When the air blow nozzle 6 is inserted into the cathode ray tube 2 as described above, the neck contact detecting means 1
Bending of the air blow nozzle 6 is detected by 7.
An electric current is passed from the power source 20 to the cavity 2b of the cathode ray tube 2 through the terminal portion 27. The current flowing in the cavity 2b passes through the graphite 2c in the tube. If the air blow nozzle 6
Is in contact with the inner surface of the neck portion 2a, the current passing through the graphite 2c flows through the air blow nozzle 6 to the detector 21. Therefore, the detector 21 outputs a signal for stopping the foreign matter removing device.
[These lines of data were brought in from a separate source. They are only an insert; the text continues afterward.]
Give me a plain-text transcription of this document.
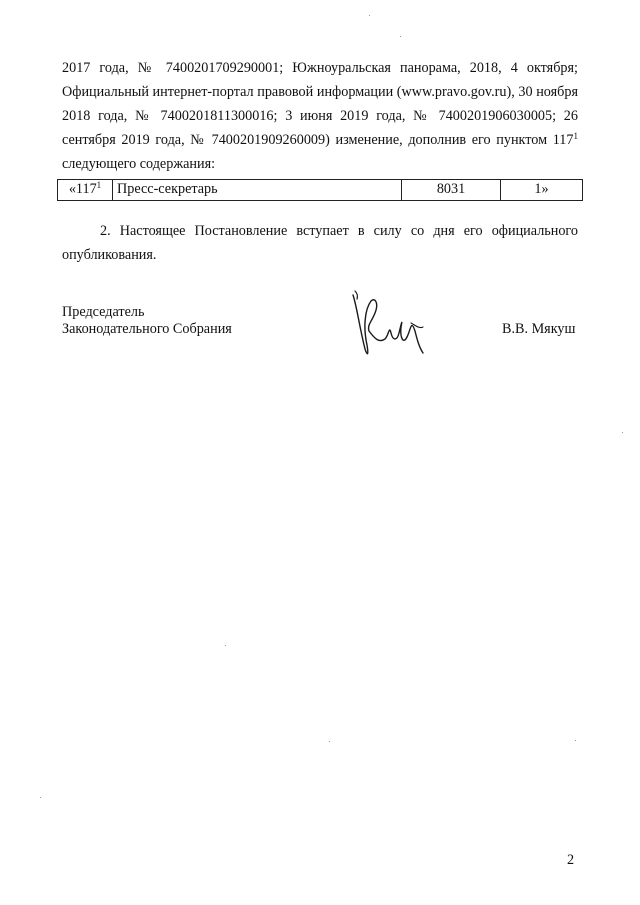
2017 года, № 7400201709290001; Южноуральская панорама, 2018, 4 октября; Официальный интернет-портал правовой информации (www.pravo.gov.ru), 30 ноября 2018 года, № 7400201811300016; 3 июня 2019 года, № 7400201906030005; 26 сентября 2019 года, № 7400201909260009) изменение, дополнив его пунктом $117^1$ следующего содержания:

«$117^1$	Пресс-секретарь	8031	1»

2. Настоящее Постановление вступает в силу со дня его официального опубликования.

Председатель
Законодательного Собрания	В.В. Мякуш
2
As described above, in this embodiment, since the bending of the air blow nozzle 6 is automatically detected at all times before and after the air blow nozzle 6 is inserted into the cathode ray tube 2, it is excellent in safety. In addition, it is possible to eliminate defective withstand voltage due to nozzle bending. Further, it is possible to prevent an accident in which the air blow nozzle 6 hits the neck portion 2a and causes a crack, and the implosion failure is reduced.
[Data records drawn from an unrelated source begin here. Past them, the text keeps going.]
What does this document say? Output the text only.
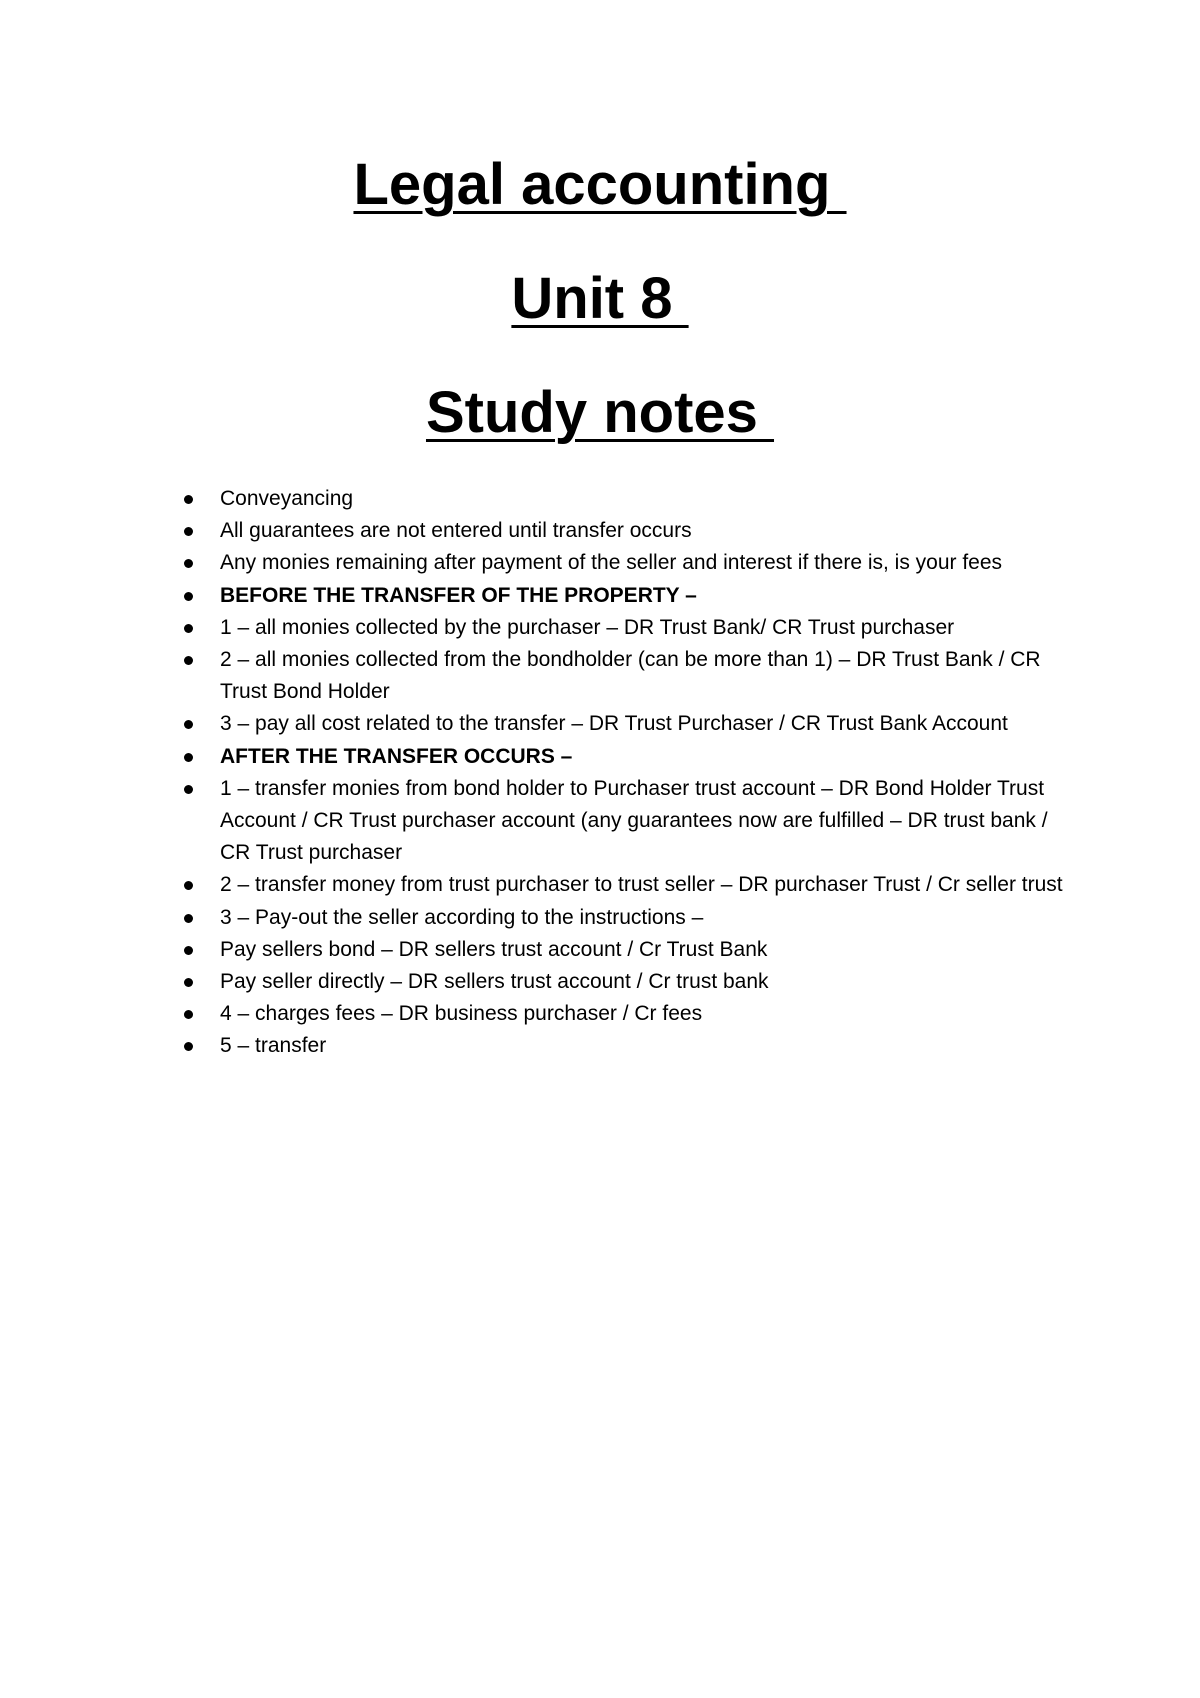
Legal accounting
Unit 8
Study notes
Conveyancing
All guarantees are not entered until transfer occurs
Any monies remaining after payment of the seller and interest if there is, is your fees
BEFORE THE TRANSFER OF THE PROPERTY –
1 – all monies collected by the purchaser – DR Trust Bank/ CR Trust purchaser
2 – all monies collected from the bondholder (can be more than 1) – DR Trust Bank / CR Trust Bond Holder
3 – pay all cost related to the transfer – DR Trust Purchaser / CR Trust Bank Account
AFTER THE TRANSFER OCCURS –
1 – transfer monies from bond holder to Purchaser trust account – DR Bond Holder Trust Account / CR Trust purchaser account (any guarantees now are fulfilled – DR trust bank / CR Trust purchaser
2 – transfer money from trust purchaser to trust seller – DR purchaser Trust / Cr seller trust
3 – Pay-out the seller according to the instructions –
Pay sellers bond – DR sellers trust account / Cr Trust Bank
Pay seller directly – DR sellers trust account / Cr trust bank
4 – charges fees – DR business purchaser / Cr fees
5 – transfer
In the above embodiment, the case where three detecting means of the nozzle bending detecting means 15, the nozzle position deviation detecting means 16 and the neck contact detecting means 17 are provided has been described, but only one of them is provided. However, the effect superior to the conventional one can be obtained. However, as in this embodiment, 3
The effect is further enhanced by providing the one detecting means 15, 16, 17.

[0023]

According to the present invention, since the nozzle bending is automatically and constantly managed, the safety is excellent, the withstand voltage failure is prevented, and the implosion failure is reduced.
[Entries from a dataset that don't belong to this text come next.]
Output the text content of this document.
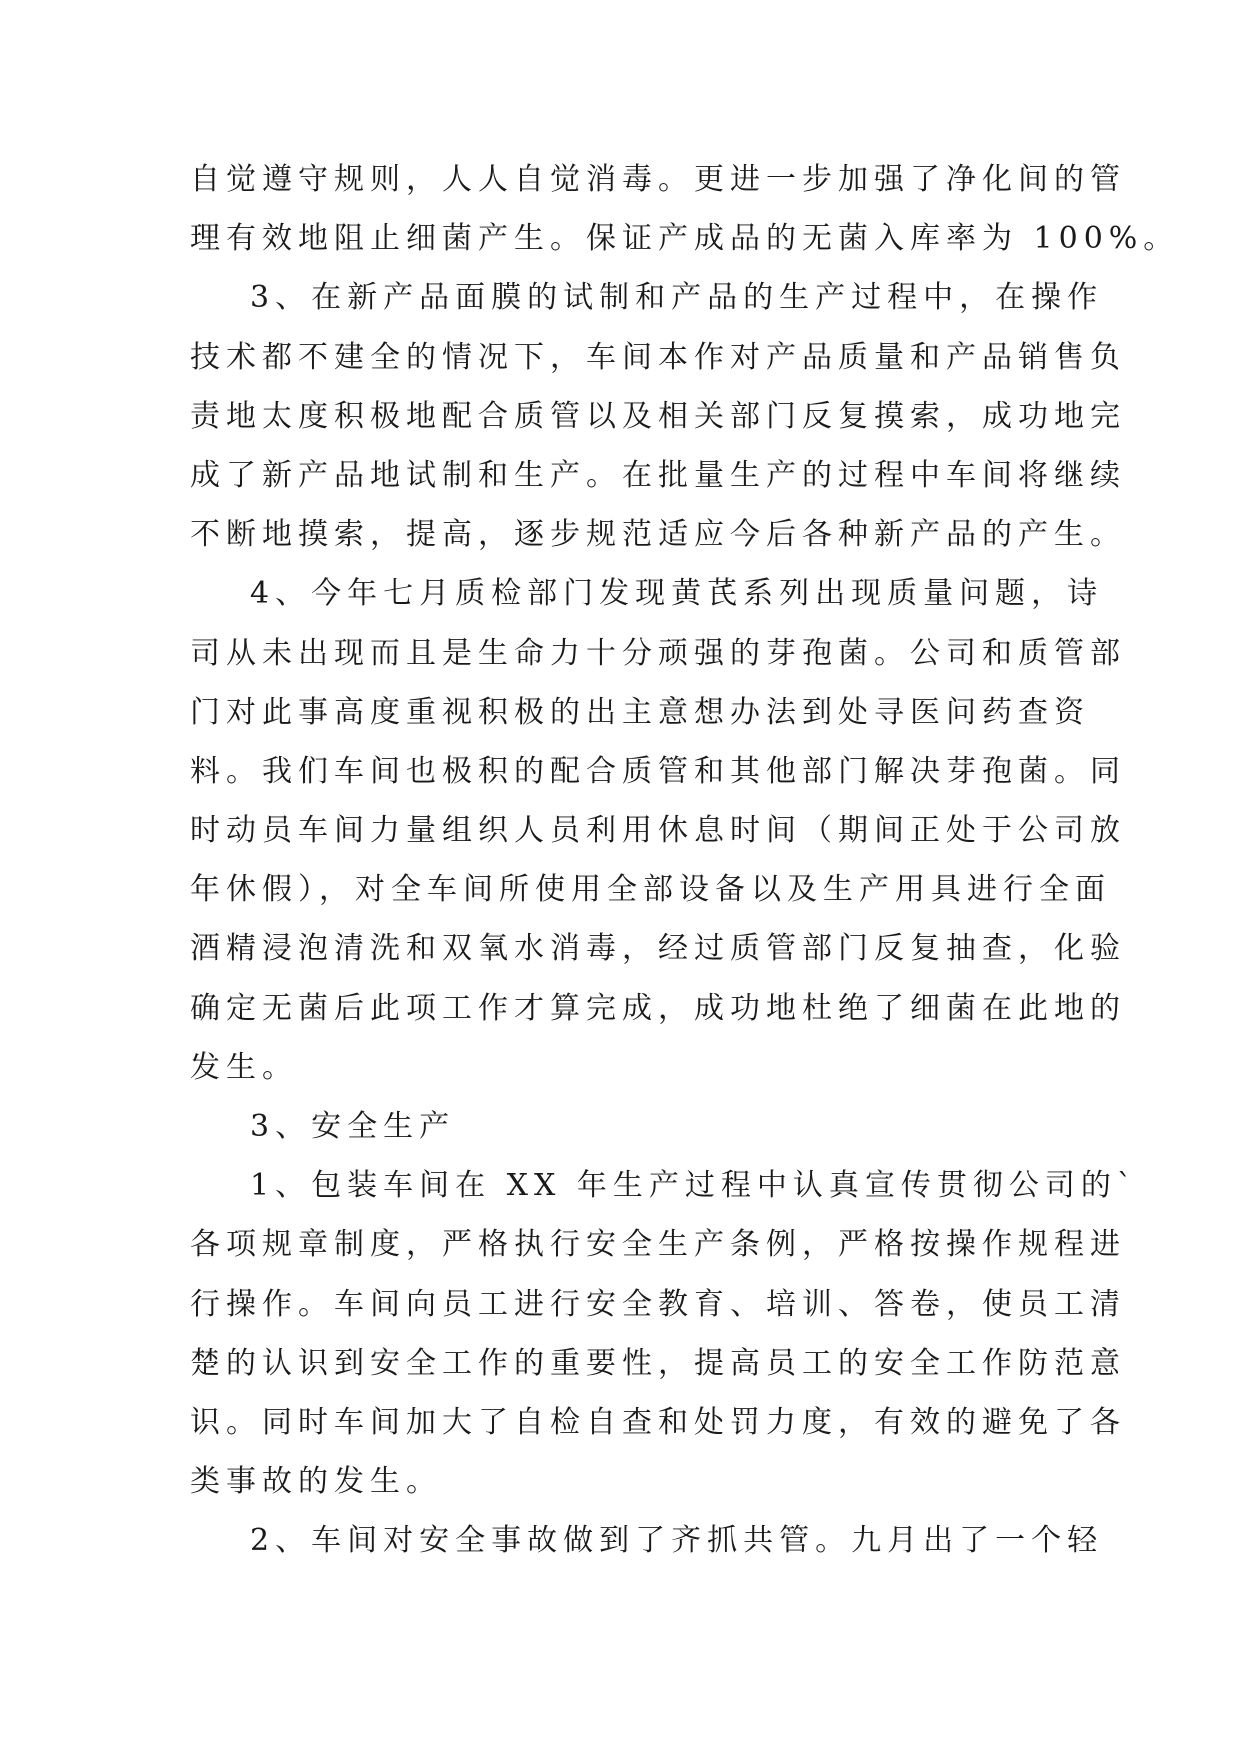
自觉遵守规则，人人自觉消毒。更进一步加强了净化间的管
理有效地阻止细菌产生。保证产成品的无菌入库率为 100%。
3、在新产品面膜的试制和产品的生产过程中，在操作
技术都不建全的情况下，车间本作对产品质量和产品销售负
责地太度积极地配合质管以及相关部门反复摸索，成功地完
成了新产品地试制和生产。在批量生产的过程中车间将继续
不断地摸索，提高，逐步规范适应今后各种新产品的产生。
4、今年七月质检部门发现黄芪系列出现质量问题，诗
司从未出现而且是生命力十分顽强的芽孢菌。公司和质管部
门对此事高度重视积极的出主意想办法到处寻医问药查资
料。我们车间也极积的配合质管和其他部门解决芽孢菌。同
时动员车间力量组织人员利用休息时间（期间正处于公司放
年休假），对全车间所使用全部设备以及生产用具进行全面
酒精浸泡清洗和双氧水消毒，经过质管部门反复抽查，化验
确定无菌后此项工作才算完成，成功地杜绝了细菌在此地的
发生。
3、安全生产
1、包装车间在 XX 年生产过程中认真宣传贯彻公司的`
各项规章制度，严格执行安全生产条例，严格按操作规程进
行操作。车间向员工进行安全教育、培训、答卷，使员工清
楚的认识到安全工作的重要性，提高员工的安全工作防范意
识。同时车间加大了自检自查和处罚力度，有效的避免了各
类事故的发生。
2、车间对安全事故做到了齐抓共管。九月出了一个轻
[Brief description of drawings]

FIG. 1 is a schematic configuration explanatory view showing an embodiment of the present invention.

[Explanation of symbols]

 2 Braun tube 2a Neck part 2b Cavity 6 Air blow nozzle 15 Nozzle bending detection means 16 Nozzle position deviation detection means 17 Neck contact detection means 18 Limit gauge 20 Power supply 21 Detector 24 Optical sensor 25 Calculation circuit 26 Judgment circuit.

Claims (4)

[Claims] 1. A cathode ray tube manufacturing apparatus for inserting an air blow nozzle into a cathode ray tube tube to remove foreign matter from the tube, and a power supply for supplying an electric current to a cavity of the cathode ray tube.
An apparatus for manufacturing a cathode ray tube, comprising neck contact detection means including a detector for detecting whether or not a current flows through an air blow nozzle. 2. A Braun tube manufacturing apparatus for inserting an air blow nozzle into a Braun tube to remove foreign matter from the tube, wherein the clearance is provided on the outer circumference of the air blow nozzle and is within a permissible range of nozzle bending with respect to the outer circumference of the air blow nozzle. An apparatus for manufacturing a cathode ray tube, comprising: a limit gauge having: a power source for supplying a current to the limit gauge; and a nozzle bend detecting means including a detector for detecting whether or not a current flows through an air blow nozzle. 3. A method of manufacturing a cathode ray tube, wherein an air blow nozzle is inserted into a tube of a cathode ray tube to remove foreign matters in the tube, and after the air blow nozzle is inserted into the tube, an electric current is caused to flow in a cavity of the cathode ray tube, and this current is applied to the air blow nozzle. A method for manufacturing a cathode ray tube, characterized in that it detects whether or not it flows into the cathode ray tube. 4. A foreign matter removing method for removing foreign matter in a tube by inserting an air blow nozzle into the tube of a cathode ray tube,
A limit gauge having a clearance within the permissible range of nozzle bending with respect to the outer circumference of the air blow nozzle is arranged on the outer circumference of the air blow nozzle, and a current is passed through the limit gauge to detect whether or not this current flows through the air blow nozzle. And a method for manufacturing a cathode ray tube.